Codominant interference, antieffectors, and multitarget drugs

The insufficient selectivity of drugs is a bane of present-day therapies. This problem is significant for antibacterial drugs, difficult for antivirals, and utterly unsolved for anticancer drugs, which remain ineffective against major cancers, and in addition cause severe side effects. The problem may be solved if a therapeutic agent could have a multitarget, combinatorial selectivity, killing, or otherwise modifying, a cell if and only if it contains a predetermined set of molecular targets and lacks another predetermined set of targets. An earlier design of multitarget drugs [Varshavsky, A. (1995) Proc. Natl. Acad. Sci. USA 92, 3663–3667] was confined to macromolecular reagents such as proteins, with the attendant difficulties of intracellular delivery and immunogenicity. I now propose a solution to the problem of drug selectivity that is applicable to small (≤1 kDa) drugs.

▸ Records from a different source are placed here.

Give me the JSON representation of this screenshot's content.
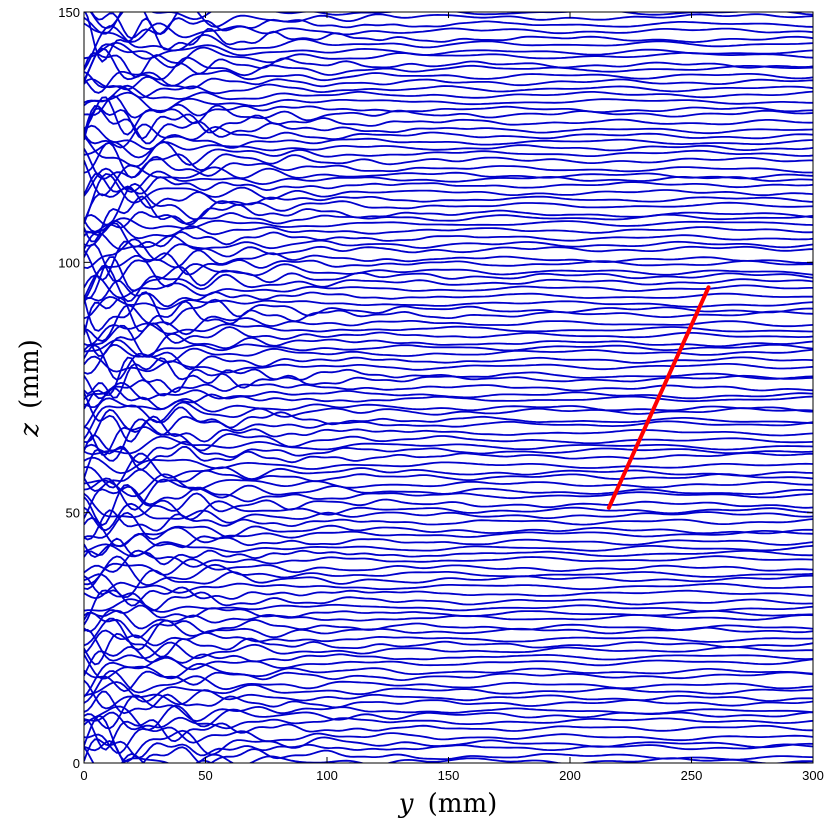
{
  "chart_data": {
    "type": "line",
    "title": "",
    "xlabel": {
      "var": "y",
      "unit": "(mm)"
    },
    "ylabel": {
      "var": "z",
      "unit": "(mm)"
    },
    "xlim": [
      0,
      300
    ],
    "ylim": [
      0,
      150
    ],
    "x_ticks": [
      0,
      50,
      100,
      150,
      200,
      250,
      300
    ],
    "y_ticks": [
      0,
      50,
      100,
      150
    ],
    "grid": false,
    "legend": "none",
    "series": [
      {
        "kind": "profile-family",
        "color": "#0000cc",
        "count": 118,
        "z_start": -1,
        "z_end": 150,
        "x_step": 1.5,
        "description_values": {
          "baseline_spacing_mm": 1.29,
          "edge_disturbance_decay_mm": 45,
          "far_field_amplitude_mm": 0.35
        }
      },
      {
        "kind": "segment",
        "color": "#ff0000",
        "x": [
          216,
          257
        ],
        "y": [
          51,
          95
        ]
      }
    ]
  }
}
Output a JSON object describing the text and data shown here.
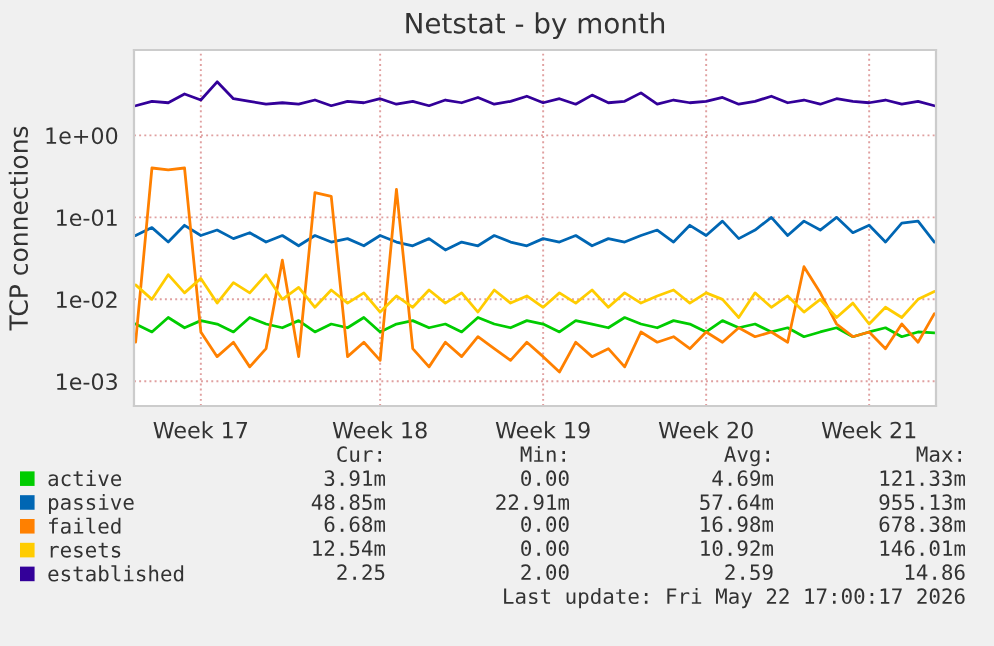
{
  "chart_data": {
    "type": "line",
    "title": "Netstat - by month",
    "ylabel": "TCP connections",
    "categories": [
      null,
      null,
      null,
      null,
      "Week 17",
      null,
      null,
      null,
      null,
      null,
      null,
      null,
      null,
      null,
      null,
      "Week 18",
      null,
      null,
      null,
      null,
      null,
      null,
      null,
      null,
      null,
      "Week 19",
      null,
      null,
      null,
      null,
      null,
      null,
      null,
      null,
      null,
      "Week 20",
      null,
      null,
      null,
      null,
      null,
      null,
      null,
      null,
      null,
      "Week 21",
      null,
      null,
      null,
      null
    ],
    "series": [
      {
        "name": "active",
        "color": "#00cc00",
        "values": [
          0.005,
          0.004,
          0.006,
          0.0045,
          0.0055,
          0.005,
          0.004,
          0.006,
          0.005,
          0.0045,
          0.0055,
          0.004,
          0.005,
          0.0045,
          0.006,
          0.004,
          0.005,
          0.0055,
          0.0045,
          0.005,
          0.004,
          0.006,
          0.005,
          0.0045,
          0.0055,
          0.005,
          0.004,
          0.0055,
          0.005,
          0.0045,
          0.006,
          0.005,
          0.0045,
          0.0055,
          0.005,
          0.004,
          0.0055,
          0.0045,
          0.005,
          0.004,
          0.0045,
          0.0035,
          0.004,
          0.0045,
          0.0035,
          0.004,
          0.0045,
          0.0035,
          0.004,
          0.0039
        ]
      },
      {
        "name": "passive",
        "color": "#0066b3",
        "values": [
          0.06,
          0.075,
          0.05,
          0.08,
          0.06,
          0.07,
          0.055,
          0.065,
          0.05,
          0.06,
          0.045,
          0.06,
          0.05,
          0.055,
          0.045,
          0.06,
          0.05,
          0.045,
          0.055,
          0.04,
          0.05,
          0.045,
          0.06,
          0.05,
          0.045,
          0.055,
          0.05,
          0.06,
          0.045,
          0.055,
          0.05,
          0.06,
          0.07,
          0.05,
          0.08,
          0.06,
          0.09,
          0.055,
          0.07,
          0.1,
          0.06,
          0.09,
          0.07,
          0.1,
          0.065,
          0.08,
          0.05,
          0.085,
          0.09,
          0.05
        ]
      },
      {
        "name": "failed",
        "color": "#ff8000",
        "values": [
          0.003,
          0.4,
          0.38,
          0.4,
          0.004,
          0.002,
          0.003,
          0.0015,
          0.0025,
          0.03,
          0.002,
          0.2,
          0.18,
          0.002,
          0.003,
          0.0018,
          0.22,
          0.0025,
          0.0015,
          0.003,
          0.002,
          0.0035,
          0.0025,
          0.0018,
          0.003,
          0.002,
          0.0013,
          0.003,
          0.002,
          0.0025,
          0.0015,
          0.004,
          0.003,
          0.0035,
          0.0025,
          0.004,
          0.003,
          0.0045,
          0.0035,
          0.004,
          0.003,
          0.025,
          0.012,
          0.005,
          0.0035,
          0.004,
          0.0025,
          0.005,
          0.003,
          0.0067
        ]
      },
      {
        "name": "resets",
        "color": "#ffcc00",
        "values": [
          0.015,
          0.01,
          0.02,
          0.012,
          0.018,
          0.009,
          0.016,
          0.012,
          0.02,
          0.01,
          0.014,
          0.008,
          0.013,
          0.009,
          0.012,
          0.007,
          0.011,
          0.008,
          0.013,
          0.009,
          0.012,
          0.007,
          0.013,
          0.009,
          0.011,
          0.008,
          0.012,
          0.009,
          0.013,
          0.008,
          0.012,
          0.009,
          0.011,
          0.013,
          0.009,
          0.012,
          0.01,
          0.006,
          0.012,
          0.008,
          0.011,
          0.007,
          0.01,
          0.006,
          0.009,
          0.005,
          0.008,
          0.006,
          0.01,
          0.0125
        ]
      },
      {
        "name": "established",
        "color": "#330099",
        "values": [
          2.3,
          2.6,
          2.5,
          3.2,
          2.7,
          4.5,
          2.8,
          2.6,
          2.4,
          2.5,
          2.4,
          2.7,
          2.3,
          2.6,
          2.5,
          2.8,
          2.4,
          2.6,
          2.3,
          2.7,
          2.5,
          2.9,
          2.4,
          2.6,
          3.0,
          2.5,
          2.8,
          2.4,
          3.1,
          2.5,
          2.6,
          3.3,
          2.4,
          2.7,
          2.5,
          2.6,
          2.9,
          2.4,
          2.6,
          3.0,
          2.5,
          2.7,
          2.4,
          2.8,
          2.6,
          2.5,
          2.7,
          2.4,
          2.6,
          2.3
        ]
      }
    ],
    "log": "y",
    "ylim": [
      0.0005,
      11
    ],
    "yticks": [
      {
        "value": 0.001,
        "label": "1e-03"
      },
      {
        "value": 0.01,
        "label": "1e-02"
      },
      {
        "value": 0.1,
        "label": "1e-01"
      },
      {
        "value": 1,
        "label": "1e+00"
      }
    ],
    "grid": true,
    "legend": "bottom",
    "marker": "none",
    "line_style": "solid",
    "annotations": [
      "Cur:",
      "Min:",
      "Avg:",
      "Max:",
      "3.91m",
      "0.00",
      "4.69m",
      "121.33m",
      "48.85m",
      "22.91m",
      "57.64m",
      "955.13m",
      "6.68m",
      "0.00",
      "16.98m",
      "678.38m",
      "12.54m",
      "0.00",
      "10.92m",
      "146.01m",
      "2.25",
      "2.00",
      "2.59",
      "14.86",
      "Last update: Fri May 22 17:00:17 2026"
    ]
  }
}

Two ideas, codominant interference and antieffectors, should allow a therapeutic regimen to possess combinatorial selectivity, in which the number of positively and negatively sensed macromolecular targets can be two, three, or more. The nature of the effector and interference moieties in a multitarget drug determines its use: selective killing of cancer cells or, for example, the inhibition of a neurotransmitter-inactivating enzyme in a specific subset of the enzyme-containing cells. The in vivo effects of such drugs would be analogous to the outcomes of the Boolean operations “and,” “or,” and combinations thereof. I discuss the logic and applications of the antieffector and interference/codominance concepts, and the attendant problem of pharmacokinetics.